|View of Tate Modern from Millennium Bridge.|
On an overcast day, I strolled from my hotel, on London's revitalized South Bank, to the Tate Modern museum, a former power plant re-purposed to showcase art of our time. Business brought DH to London, so I tagged along on SardineAir, using frequent-flyer miles. One nice perk of accompanying DH is that he, the frequent flyer, has TSA pre-clearance, and that status was extended to me on this flight, too.
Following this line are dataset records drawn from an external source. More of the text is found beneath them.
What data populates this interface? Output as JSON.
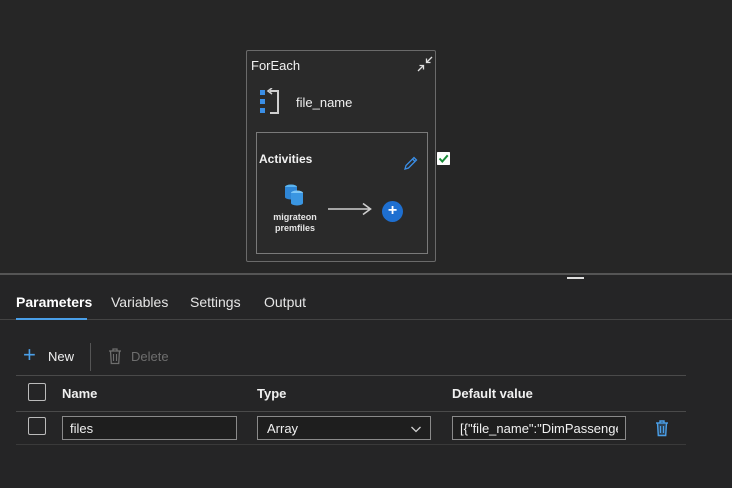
{
  "foreach": {
    "title": "ForEach",
    "items_label": "file_name",
    "activities_title": "Activities",
    "activity_name": "migrateon premfiles",
    "add_symbol": "+",
    "icons": {
      "collapse": "collapse-icon",
      "foreach_type": "foreach-icon",
      "edit": "pencil-icon",
      "activity": "database-icon",
      "arrow": "arrow-right-icon",
      "check": "checkbox-checked-icon"
    },
    "check_state": true
  },
  "tabs": [
    {
      "label": "Parameters",
      "active": true
    },
    {
      "label": "Variables",
      "active": false
    },
    {
      "label": "Settings",
      "active": false
    },
    {
      "label": "Output",
      "active": false
    }
  ],
  "toolbar": {
    "new_symbol": "+",
    "new_label": "New",
    "delete_label": "Delete",
    "delete_enabled": false
  },
  "table": {
    "columns": [
      "Name",
      "Type",
      "Default value"
    ],
    "rows": [
      {
        "checked": false,
        "name": "files",
        "type": "Array",
        "default_value": "[{\"file_name\":\"DimPassenger"
      }
    ]
  },
  "colors": {
    "accent": "#4a9fe8",
    "add_button": "#1e6fd0",
    "background": "#242424",
    "panel": "#252526"
  }
}
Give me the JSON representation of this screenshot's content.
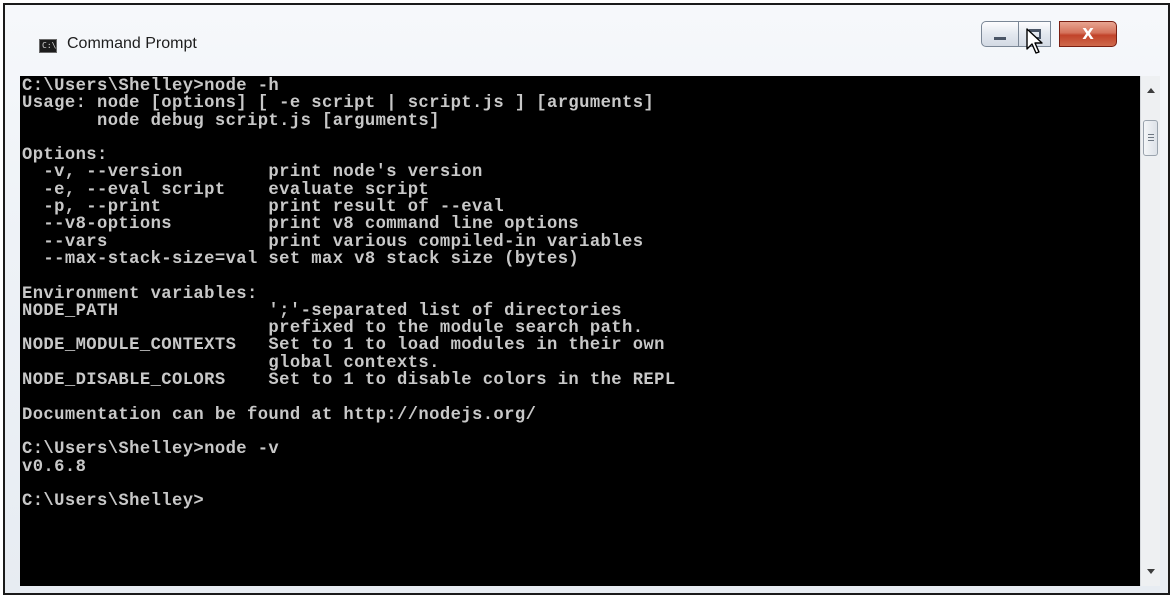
{
  "window": {
    "title": "Command Prompt",
    "icon": "console-icon",
    "close_glyph": "X"
  },
  "console": {
    "lines": [
      "C:\\Users\\Shelley>node -h",
      "Usage: node [options] [ -e script | script.js ] [arguments]",
      "       node debug script.js [arguments]",
      "",
      "Options:",
      "  -v, --version        print node's version",
      "  -e, --eval script    evaluate script",
      "  -p, --print          print result of --eval",
      "  --v8-options         print v8 command line options",
      "  --vars               print various compiled-in variables",
      "  --max-stack-size=val set max v8 stack size (bytes)",
      "",
      "Environment variables:",
      "NODE_PATH              ';'-separated list of directories",
      "                       prefixed to the module search path.",
      "NODE_MODULE_CONTEXTS   Set to 1 to load modules in their own",
      "                       global contexts.",
      "NODE_DISABLE_COLORS    Set to 1 to disable colors in the REPL",
      "",
      "Documentation can be found at http://nodejs.org/",
      "",
      "C:\\Users\\Shelley>node -v",
      "v0.6.8",
      "",
      "C:\\Users\\Shelley>"
    ]
  },
  "colors": {
    "console_background": "#000000",
    "console_text": "#c8c8c8",
    "close_button": "#c1432a"
  },
  "scrollbar": {
    "up_icon": "scroll-up-arrow-icon",
    "down_icon": "scroll-down-arrow-icon"
  }
}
No need to remove shoes, belt, watch and dignity at the security check-point - we just walked through fully clothed.
Like Boston, London is booming with new construction, and the Tate Modern is getting an addition - that's the whitish structure next to the construction crane in the image above; the addition will be brick-clad when completed.
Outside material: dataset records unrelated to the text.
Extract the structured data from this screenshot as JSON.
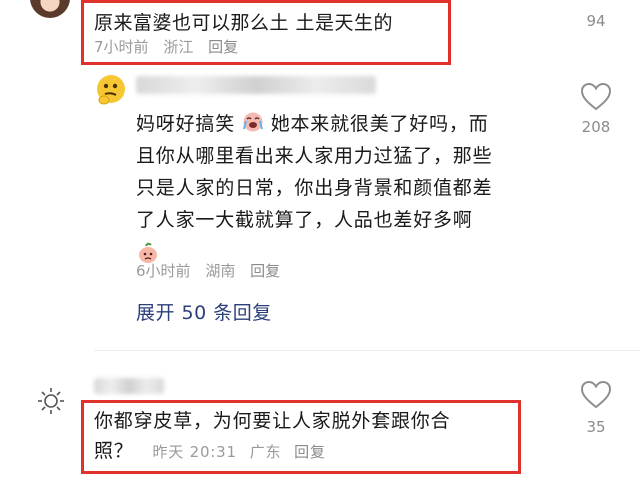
{
  "comments": [
    {
      "text": "原来富婆也可以那么土 土是天生的",
      "time": "7小时前",
      "location": "浙江",
      "reply_label": "回复",
      "likes": "94"
    },
    {
      "text_line1": "妈呀好搞笑",
      "text_line1b": "她本来就很美了好吗，而",
      "text_line2": "且你从哪里看出来人家用力过猛了，那些",
      "text_line3": "只是人家的日常，你出身背景和颜值都差",
      "text_line4": "了人家一大截就算了，人品也差好多啊",
      "time": "6小时前",
      "location": "湖南",
      "reply_label": "回复",
      "likes": "208",
      "expand_label": "展开 50 条回复"
    },
    {
      "text_line1": "你都穿皮草，为何要让人家脱外套跟你合",
      "text_line2": "照？",
      "time": "昨天 20:31",
      "location": "广东",
      "reply_label": "回复",
      "likes": "35"
    }
  ],
  "colors": {
    "highlight": "#e0322c",
    "divider": "#eeeeee",
    "meta": "#9a9a9a",
    "expand": "#2b3f7a"
  }
}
Even the smokestack of the former power plant has been adaptly reused - during my week-day visit, representatives from the Royal Society for the Protection of Birds (RSPB) set up scopes so visitors could glimpse a pair of peregrine falcons who've set up housekeeping on a corner corbel.
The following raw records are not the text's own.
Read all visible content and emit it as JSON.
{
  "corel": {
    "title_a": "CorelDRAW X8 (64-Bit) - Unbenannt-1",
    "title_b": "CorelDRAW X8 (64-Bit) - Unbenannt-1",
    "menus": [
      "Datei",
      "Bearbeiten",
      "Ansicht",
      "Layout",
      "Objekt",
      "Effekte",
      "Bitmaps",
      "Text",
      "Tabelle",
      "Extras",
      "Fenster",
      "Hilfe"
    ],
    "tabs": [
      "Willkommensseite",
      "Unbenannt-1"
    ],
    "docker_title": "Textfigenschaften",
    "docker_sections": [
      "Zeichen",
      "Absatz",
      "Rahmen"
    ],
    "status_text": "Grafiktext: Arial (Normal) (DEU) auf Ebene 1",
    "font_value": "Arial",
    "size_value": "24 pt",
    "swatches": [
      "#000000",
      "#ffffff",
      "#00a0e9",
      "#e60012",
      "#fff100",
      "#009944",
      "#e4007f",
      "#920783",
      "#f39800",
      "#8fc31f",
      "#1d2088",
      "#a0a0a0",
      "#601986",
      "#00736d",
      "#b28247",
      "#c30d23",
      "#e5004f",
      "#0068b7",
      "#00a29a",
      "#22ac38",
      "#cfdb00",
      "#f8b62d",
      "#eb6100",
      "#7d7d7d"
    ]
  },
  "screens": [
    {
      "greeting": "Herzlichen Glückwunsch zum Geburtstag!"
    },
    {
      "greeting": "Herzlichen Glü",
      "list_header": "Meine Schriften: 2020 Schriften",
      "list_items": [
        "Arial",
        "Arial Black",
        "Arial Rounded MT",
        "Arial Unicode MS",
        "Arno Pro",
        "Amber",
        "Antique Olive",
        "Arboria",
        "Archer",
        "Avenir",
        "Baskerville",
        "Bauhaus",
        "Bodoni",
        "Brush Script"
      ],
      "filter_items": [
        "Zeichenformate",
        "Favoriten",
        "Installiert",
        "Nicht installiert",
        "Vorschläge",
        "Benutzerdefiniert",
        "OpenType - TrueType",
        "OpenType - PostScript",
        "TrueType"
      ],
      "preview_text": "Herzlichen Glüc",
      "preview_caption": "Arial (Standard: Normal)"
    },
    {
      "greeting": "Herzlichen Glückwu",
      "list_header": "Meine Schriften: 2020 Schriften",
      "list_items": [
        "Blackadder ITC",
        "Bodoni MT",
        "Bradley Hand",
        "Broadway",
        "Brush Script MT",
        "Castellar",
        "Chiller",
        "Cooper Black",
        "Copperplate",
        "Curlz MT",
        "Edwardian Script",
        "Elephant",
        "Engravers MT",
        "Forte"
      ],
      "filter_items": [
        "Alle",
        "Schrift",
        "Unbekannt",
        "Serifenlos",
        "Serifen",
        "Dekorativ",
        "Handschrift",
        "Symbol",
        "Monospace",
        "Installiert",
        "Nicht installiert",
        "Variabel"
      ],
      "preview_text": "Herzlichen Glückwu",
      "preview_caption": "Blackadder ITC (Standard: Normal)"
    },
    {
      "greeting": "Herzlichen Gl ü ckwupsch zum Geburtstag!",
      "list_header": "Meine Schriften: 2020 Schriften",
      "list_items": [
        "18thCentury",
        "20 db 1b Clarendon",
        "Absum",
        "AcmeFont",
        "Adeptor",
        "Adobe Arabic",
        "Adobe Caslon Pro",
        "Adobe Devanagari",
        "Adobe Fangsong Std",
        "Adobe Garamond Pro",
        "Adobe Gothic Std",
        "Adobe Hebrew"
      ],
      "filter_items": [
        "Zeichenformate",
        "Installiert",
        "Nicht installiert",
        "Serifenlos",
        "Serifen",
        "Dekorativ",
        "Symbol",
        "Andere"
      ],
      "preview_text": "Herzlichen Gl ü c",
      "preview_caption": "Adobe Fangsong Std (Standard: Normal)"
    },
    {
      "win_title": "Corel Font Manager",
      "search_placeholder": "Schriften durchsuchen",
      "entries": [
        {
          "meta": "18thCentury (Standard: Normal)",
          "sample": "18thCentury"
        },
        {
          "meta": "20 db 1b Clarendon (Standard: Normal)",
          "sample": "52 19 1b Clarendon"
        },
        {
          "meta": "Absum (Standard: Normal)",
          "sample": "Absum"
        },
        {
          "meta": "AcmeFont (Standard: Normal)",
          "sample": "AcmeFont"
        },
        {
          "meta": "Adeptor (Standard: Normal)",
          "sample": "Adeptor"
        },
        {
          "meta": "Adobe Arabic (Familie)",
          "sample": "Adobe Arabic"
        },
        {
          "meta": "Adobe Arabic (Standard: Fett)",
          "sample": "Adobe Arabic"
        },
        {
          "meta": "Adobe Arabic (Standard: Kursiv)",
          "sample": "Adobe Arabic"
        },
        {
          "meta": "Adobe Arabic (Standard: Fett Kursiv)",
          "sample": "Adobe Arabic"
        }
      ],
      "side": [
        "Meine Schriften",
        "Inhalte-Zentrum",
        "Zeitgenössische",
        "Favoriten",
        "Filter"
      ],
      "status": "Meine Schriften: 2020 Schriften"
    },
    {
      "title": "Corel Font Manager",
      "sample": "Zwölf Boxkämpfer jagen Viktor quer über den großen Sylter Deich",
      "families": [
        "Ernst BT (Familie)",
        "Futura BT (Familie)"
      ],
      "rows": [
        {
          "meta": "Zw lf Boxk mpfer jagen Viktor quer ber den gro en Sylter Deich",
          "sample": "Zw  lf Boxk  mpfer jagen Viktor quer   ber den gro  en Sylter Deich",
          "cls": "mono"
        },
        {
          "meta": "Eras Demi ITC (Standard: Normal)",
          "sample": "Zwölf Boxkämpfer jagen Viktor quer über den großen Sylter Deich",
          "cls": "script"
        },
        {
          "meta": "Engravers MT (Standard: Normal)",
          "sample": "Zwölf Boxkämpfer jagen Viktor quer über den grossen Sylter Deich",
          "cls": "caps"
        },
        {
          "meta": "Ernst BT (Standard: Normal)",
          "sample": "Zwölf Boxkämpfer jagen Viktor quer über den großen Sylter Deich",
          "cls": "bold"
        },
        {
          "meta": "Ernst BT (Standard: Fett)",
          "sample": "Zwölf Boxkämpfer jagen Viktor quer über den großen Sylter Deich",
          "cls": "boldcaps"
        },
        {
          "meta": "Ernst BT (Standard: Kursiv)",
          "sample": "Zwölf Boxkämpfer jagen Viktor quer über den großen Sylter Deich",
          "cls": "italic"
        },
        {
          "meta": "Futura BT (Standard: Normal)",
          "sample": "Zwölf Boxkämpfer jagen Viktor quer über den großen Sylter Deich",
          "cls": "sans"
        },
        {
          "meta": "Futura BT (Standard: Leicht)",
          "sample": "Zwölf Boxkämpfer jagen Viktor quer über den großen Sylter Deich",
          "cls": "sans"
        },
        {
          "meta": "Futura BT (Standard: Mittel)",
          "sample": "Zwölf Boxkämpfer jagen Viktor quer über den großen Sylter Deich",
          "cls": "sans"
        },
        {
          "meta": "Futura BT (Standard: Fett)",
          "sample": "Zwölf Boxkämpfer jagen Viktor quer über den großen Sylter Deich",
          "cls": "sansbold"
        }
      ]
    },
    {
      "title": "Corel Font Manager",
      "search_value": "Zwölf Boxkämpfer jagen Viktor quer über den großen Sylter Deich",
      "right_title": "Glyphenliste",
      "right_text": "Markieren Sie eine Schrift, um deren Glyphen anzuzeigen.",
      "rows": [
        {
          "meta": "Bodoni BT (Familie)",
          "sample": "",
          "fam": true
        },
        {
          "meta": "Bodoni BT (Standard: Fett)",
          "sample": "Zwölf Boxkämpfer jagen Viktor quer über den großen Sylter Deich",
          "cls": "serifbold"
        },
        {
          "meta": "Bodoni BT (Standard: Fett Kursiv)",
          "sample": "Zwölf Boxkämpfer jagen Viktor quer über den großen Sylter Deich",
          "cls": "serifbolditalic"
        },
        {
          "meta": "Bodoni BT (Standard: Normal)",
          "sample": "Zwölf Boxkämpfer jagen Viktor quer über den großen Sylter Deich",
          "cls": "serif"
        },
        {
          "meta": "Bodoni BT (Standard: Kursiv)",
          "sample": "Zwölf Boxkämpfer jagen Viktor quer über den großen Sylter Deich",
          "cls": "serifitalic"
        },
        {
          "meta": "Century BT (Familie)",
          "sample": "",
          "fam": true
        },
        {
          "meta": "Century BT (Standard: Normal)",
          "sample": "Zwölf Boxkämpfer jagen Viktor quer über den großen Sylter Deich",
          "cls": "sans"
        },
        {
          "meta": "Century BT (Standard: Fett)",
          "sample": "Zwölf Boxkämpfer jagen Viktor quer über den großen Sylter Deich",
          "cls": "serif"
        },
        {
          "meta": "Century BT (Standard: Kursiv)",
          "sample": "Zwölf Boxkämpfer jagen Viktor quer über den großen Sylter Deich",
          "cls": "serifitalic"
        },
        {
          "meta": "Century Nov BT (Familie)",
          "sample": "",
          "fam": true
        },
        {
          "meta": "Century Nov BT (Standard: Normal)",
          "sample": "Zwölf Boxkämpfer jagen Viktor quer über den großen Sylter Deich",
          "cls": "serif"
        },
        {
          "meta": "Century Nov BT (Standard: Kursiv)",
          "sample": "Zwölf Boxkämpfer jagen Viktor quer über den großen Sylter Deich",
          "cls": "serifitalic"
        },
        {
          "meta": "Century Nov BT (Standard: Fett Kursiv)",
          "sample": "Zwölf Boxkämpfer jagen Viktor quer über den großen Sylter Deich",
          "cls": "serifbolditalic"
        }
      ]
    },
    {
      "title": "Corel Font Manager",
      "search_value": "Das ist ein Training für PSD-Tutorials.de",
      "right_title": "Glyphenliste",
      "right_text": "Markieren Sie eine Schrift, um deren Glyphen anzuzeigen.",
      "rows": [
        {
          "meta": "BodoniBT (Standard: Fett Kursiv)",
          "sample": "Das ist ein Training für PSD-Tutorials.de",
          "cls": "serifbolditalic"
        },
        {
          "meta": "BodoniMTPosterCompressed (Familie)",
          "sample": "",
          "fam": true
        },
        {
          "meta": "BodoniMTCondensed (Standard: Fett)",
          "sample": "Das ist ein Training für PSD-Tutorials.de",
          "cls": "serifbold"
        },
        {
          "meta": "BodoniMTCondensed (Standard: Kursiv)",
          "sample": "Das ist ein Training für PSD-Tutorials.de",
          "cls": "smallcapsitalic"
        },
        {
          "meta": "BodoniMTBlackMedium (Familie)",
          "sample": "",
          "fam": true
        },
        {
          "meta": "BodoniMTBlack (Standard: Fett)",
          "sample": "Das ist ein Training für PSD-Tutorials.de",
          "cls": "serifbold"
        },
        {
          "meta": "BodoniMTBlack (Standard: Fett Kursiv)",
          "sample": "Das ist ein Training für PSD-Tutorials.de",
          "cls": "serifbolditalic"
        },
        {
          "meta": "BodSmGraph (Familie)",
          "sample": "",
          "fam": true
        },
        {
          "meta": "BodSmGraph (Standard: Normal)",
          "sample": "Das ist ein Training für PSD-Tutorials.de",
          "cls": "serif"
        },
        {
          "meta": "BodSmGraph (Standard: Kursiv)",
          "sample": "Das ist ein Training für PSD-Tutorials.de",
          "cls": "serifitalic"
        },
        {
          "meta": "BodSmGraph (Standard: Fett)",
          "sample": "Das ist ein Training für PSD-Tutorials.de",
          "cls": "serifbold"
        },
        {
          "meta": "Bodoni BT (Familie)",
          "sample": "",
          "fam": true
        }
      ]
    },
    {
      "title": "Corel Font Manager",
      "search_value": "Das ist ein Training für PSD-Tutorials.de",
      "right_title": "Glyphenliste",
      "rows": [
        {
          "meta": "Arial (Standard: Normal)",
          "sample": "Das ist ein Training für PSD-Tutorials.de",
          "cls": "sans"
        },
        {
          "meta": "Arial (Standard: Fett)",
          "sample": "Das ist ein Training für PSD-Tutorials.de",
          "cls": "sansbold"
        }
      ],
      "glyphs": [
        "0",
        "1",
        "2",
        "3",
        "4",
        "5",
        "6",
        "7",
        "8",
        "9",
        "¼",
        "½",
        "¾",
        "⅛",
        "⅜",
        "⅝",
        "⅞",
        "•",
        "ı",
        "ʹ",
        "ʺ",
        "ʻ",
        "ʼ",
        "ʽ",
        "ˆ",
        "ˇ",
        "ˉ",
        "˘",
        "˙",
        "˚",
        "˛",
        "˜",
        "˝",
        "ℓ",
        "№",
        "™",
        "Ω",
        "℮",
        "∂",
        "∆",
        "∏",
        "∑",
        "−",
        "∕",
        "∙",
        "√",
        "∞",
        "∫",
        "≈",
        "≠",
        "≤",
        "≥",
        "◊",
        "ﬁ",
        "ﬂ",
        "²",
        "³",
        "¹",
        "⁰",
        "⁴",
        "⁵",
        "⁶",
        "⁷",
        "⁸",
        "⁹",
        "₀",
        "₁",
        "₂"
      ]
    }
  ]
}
|Friendly volunteers and staff educate visitors about falcons.|
|Small, light dot at smokestack corner is a falcon.|
The brick detailing gives the smokestack, and the entire building, a majestic presence, celebrating both the literal power of the facility - producing electricity from oil - and serving as a symbol of Britain's post-war recovery. The Bankside Power Station, as the complex was originally known, was designed by Giles Gilbert Scott (1880-1960) and is a testament to the art of masonry and the skill of the anonymous bricklayers who mortared the 4.2 million bricks into place.
|Spare, functional interiors.|
The interior of the facility is a good example of "industrial chic" - exposed mechanical systems, energy-efficient no-nonsense lighting, and plain white oak flooring.
There were three large exhibits in the galleries; nevertheless, with the Turbine Hall empty, and its largely bare hallways, the museum felt a bit under-inhabited with regard to art, although it was packed with visitors by 11:00 am. There are also three gift shops, so the art-to-commerce ratio felt a little skewed too. But all was forgiven when I arrived at the Agnes Martin show. Photography was forbidden, but I did sneak one image, below. Agnes Martin's work defies mechanical reproduction - in photographs, the work would seem to embody the perception of modern art as "Pictures of Nothing." The late Kurt Varnadoe used this phrase, first coined by William Hazlitt in response to the work of J. M. W. Turner, as the title of his book defending modern art.
However, in person, the work is transformative. In Martin's breakthrough pieces from the 1960's, the reduction of composition to a large field of horizontal and vertical lines elevates the humble grid into a presence simultaneously mundane and cosmic. The so-subtle manipulations of color mean that minor changes in tone are at once barely perceptible and monumental. Each painting is an invitation to brave these contradictions; for this viewer, the outcome is wonder.
This show will arrive at the Guggenheim museum in New York in October, 2016. It's worth the trip.
Despite the diminished impact of Martin's work when reproduced, the catalog produced for this show is recommended, ISBN 978 1 84976 268 7, paperback.
|Stealth photo of Agnes Martin works.|
|The banner says "See Art for Free".|
We did get some sun during our trip, as you can see in this last image of the smokestack tower. Plans to install an observatory in the tower were sadly shelved due to lack of funds, but one can hope.